26 juillet 2025 – La Chine propose de créer une organisation mondiale de l’IA, en réponse aux divisions croissantes et à l’hégémonie américaine.
Le Premier ministre chinois Li Qiang a porté cette voix lors de la Conférence mondiale sur l’intelligence artificielle (WAIC). Shanghai, la ville hôte de l’événement, pourrait aussi accueillir le siège de cette future organisation. L’initiative vise à rassembler les nations autour d’un cadre commun, face à une gouvernance aujourd’hui jugée fragmentée.
Une réponse à la fragmentation mondiale de l’IA
La gouvernance actuelle de l’IA, jugée « fragmentée » par Li Qiang, reflète des divergences profondes entre nations. Les approches varient d’un bloc à l’autre.
L’Union européenne défend des cadres stricts, centrés sur l’éthique et la protection des données. À l’opposé, les États-Unis privilégient une dérégulation pour stimuler l’innovation et renforcer leurs exportations technologiques vers les alliés.

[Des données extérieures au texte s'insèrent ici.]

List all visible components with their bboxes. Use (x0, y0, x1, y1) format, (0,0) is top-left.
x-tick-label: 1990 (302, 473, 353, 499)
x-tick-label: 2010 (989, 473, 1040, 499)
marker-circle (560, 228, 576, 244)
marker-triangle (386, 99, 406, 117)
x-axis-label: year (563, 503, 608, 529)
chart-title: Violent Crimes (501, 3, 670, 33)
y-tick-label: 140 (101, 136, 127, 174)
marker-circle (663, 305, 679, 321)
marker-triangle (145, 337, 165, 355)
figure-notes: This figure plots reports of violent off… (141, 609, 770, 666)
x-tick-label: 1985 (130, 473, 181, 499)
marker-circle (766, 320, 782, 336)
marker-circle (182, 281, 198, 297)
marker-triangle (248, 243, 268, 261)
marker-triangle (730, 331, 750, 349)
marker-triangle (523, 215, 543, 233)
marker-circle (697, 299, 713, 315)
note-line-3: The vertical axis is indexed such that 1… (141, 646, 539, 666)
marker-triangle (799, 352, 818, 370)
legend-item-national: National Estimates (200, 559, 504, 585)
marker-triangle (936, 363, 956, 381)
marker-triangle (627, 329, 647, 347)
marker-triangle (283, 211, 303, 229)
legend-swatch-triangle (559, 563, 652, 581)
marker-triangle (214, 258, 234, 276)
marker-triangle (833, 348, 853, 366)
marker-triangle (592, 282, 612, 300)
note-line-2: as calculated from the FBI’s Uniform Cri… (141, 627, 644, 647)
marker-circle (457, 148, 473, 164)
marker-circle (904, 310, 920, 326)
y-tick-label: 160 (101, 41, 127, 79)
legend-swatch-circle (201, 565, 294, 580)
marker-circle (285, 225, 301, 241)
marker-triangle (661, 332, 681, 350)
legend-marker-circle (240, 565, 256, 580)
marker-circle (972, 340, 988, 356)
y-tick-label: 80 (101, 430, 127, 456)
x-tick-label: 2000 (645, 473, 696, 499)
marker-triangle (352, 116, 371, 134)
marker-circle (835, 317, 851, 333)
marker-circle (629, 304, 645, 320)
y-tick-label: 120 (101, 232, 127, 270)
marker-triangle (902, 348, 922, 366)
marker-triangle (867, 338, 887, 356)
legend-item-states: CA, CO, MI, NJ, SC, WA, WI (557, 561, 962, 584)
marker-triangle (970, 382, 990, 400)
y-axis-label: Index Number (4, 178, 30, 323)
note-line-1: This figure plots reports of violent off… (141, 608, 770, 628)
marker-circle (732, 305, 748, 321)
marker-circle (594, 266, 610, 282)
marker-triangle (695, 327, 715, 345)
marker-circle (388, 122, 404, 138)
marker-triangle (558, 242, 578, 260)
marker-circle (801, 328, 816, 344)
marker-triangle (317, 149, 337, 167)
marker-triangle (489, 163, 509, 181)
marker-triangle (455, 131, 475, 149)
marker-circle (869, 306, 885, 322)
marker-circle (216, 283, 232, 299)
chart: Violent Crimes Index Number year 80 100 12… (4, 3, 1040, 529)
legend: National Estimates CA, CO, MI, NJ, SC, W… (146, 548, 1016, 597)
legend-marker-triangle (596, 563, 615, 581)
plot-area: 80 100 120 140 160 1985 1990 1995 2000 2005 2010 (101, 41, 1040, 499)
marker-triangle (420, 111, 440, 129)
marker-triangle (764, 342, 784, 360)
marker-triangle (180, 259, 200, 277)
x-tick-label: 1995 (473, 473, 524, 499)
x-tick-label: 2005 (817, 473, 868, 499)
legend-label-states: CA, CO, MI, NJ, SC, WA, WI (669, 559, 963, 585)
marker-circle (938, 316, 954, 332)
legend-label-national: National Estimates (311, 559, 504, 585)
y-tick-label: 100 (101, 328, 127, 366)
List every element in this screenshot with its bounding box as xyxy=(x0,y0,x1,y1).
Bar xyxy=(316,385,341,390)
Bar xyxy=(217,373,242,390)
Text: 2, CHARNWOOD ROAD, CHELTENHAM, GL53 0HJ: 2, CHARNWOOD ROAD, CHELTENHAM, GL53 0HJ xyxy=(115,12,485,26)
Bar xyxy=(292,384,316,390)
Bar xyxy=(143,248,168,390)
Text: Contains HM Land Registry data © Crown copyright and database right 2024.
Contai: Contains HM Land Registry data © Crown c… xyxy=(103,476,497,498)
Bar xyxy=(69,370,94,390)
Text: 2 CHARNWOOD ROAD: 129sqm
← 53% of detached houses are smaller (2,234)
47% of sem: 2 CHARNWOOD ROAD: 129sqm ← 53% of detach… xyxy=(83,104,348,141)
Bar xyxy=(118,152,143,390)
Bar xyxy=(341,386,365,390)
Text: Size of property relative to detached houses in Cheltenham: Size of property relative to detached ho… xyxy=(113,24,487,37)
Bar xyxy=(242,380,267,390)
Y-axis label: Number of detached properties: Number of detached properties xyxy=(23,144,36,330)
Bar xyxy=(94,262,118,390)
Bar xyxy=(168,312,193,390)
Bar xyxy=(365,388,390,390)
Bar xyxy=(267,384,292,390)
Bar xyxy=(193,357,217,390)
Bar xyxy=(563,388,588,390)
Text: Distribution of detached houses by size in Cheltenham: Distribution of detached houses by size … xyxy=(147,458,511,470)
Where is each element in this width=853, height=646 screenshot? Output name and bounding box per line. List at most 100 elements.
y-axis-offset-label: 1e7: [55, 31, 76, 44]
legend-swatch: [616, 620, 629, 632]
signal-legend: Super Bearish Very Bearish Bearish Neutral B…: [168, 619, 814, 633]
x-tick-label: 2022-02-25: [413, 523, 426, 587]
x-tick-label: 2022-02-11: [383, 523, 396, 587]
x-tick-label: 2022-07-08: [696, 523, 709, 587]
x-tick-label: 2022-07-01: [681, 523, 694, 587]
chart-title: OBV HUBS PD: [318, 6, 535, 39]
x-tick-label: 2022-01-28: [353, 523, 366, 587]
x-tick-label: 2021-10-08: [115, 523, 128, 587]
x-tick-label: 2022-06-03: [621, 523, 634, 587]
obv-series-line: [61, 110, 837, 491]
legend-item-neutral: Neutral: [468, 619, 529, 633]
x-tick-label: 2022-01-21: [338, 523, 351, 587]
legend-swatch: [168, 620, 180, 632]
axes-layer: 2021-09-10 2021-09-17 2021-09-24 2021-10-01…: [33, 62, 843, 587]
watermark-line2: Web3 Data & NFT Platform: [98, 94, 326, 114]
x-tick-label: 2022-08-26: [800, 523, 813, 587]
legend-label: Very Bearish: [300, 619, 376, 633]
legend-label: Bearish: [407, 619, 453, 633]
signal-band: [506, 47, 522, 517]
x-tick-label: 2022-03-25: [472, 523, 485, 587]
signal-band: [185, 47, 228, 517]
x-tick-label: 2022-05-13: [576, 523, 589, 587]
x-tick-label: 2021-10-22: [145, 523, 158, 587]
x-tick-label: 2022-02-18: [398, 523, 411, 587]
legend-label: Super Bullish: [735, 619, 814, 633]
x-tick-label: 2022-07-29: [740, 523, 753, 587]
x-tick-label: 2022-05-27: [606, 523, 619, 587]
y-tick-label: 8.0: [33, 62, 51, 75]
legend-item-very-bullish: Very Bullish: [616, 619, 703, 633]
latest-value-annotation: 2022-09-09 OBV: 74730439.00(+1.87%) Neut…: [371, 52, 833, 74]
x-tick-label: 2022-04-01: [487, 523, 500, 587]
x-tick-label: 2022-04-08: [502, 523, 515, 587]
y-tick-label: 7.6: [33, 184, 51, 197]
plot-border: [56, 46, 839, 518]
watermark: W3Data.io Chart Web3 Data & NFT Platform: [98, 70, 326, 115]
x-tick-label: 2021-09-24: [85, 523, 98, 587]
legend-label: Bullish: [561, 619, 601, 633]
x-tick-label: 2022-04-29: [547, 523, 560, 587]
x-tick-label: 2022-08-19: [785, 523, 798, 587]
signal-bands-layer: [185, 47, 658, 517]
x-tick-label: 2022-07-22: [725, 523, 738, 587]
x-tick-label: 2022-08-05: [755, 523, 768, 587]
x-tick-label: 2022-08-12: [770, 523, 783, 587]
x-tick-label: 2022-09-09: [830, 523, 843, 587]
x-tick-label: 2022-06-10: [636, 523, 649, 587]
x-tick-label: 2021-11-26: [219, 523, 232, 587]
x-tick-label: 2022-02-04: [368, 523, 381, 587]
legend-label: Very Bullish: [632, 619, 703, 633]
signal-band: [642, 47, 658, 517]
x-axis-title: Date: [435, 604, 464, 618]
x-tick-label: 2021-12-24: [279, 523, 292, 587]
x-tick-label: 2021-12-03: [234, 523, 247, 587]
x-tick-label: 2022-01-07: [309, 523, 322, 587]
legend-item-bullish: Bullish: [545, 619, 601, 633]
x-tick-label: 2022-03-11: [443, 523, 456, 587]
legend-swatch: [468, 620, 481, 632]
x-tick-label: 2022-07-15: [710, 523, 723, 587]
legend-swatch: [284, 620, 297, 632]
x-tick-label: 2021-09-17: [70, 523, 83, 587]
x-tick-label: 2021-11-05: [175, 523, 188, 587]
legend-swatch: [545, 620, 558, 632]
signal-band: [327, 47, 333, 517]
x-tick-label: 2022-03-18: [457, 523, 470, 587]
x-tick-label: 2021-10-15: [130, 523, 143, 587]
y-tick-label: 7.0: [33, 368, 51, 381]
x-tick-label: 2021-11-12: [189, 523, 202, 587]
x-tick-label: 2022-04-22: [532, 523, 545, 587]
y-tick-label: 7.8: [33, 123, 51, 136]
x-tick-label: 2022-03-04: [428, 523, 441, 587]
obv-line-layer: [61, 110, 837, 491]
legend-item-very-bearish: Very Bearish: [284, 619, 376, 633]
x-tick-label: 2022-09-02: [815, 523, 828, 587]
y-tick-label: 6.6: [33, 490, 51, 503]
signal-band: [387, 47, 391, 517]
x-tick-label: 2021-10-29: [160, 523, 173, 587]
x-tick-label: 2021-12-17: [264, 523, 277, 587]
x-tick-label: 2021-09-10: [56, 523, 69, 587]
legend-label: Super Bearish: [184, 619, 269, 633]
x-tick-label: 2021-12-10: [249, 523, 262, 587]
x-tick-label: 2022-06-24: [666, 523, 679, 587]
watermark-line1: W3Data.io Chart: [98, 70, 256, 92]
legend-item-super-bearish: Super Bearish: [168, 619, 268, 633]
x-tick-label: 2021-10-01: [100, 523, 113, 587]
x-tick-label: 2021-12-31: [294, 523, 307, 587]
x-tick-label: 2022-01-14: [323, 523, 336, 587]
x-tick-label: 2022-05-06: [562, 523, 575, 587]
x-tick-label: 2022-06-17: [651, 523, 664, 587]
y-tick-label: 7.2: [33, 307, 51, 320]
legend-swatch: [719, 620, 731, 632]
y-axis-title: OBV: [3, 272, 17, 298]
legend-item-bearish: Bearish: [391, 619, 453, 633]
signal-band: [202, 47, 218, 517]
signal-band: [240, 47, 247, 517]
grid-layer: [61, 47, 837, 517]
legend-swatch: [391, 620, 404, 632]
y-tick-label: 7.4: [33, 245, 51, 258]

Cette absence de consensus mondial risque de réserver l’IA à quelques puissances et entreprises dominantes. Pékin plaide ainsi pour la création d’une organisation mondiale basée à Shanghai.
Cet organisme coordonne les efforts internationaux et pose les fondements d’une gouvernance commune. La structure promeut un dialogue structuré entre gouvernements, entreprises, laboratoires et institutions internationales.
Cette organisation mondiale vise également à harmoniser les normes, favoriser le partage des connaissances et garantir un accès équitable aux technologies d’IA, notamment pour les pays du Sud global.
Shanghai, vitrine technologique et scène diplomatique
Plus de 30 pays, dont la Russie, l’Afrique du Sud et la Corée du Sud, ont participé à la Conférence mondiale sur l’IA à Shanghai. Cet événement a offert à la Chine une tribune idéale pour afficher sa puissance technologique.
Près de 800 entreprises, dont Huawei, Alibaba et la startup Unitree, ont présenté quelque 3 000 innovations, incluant 40 modèles de langage et 60 robots intelligents.
Les projecteurs se sont braqués sur Huawei, qui a marqué l’événement avec son CloudMatrix 384. Ce système boosté par 384 puces 910 C conçues en interne comble le vide laissé par les restrictions américaines.
Bien que la présence occidentale soit restée discrète, des géants comme Tesla, Alphabet et Amazon étaient présents. Elon Musk, habitué du rendez-vous, s’est fait remarquer cette fois… en brillant par son absence.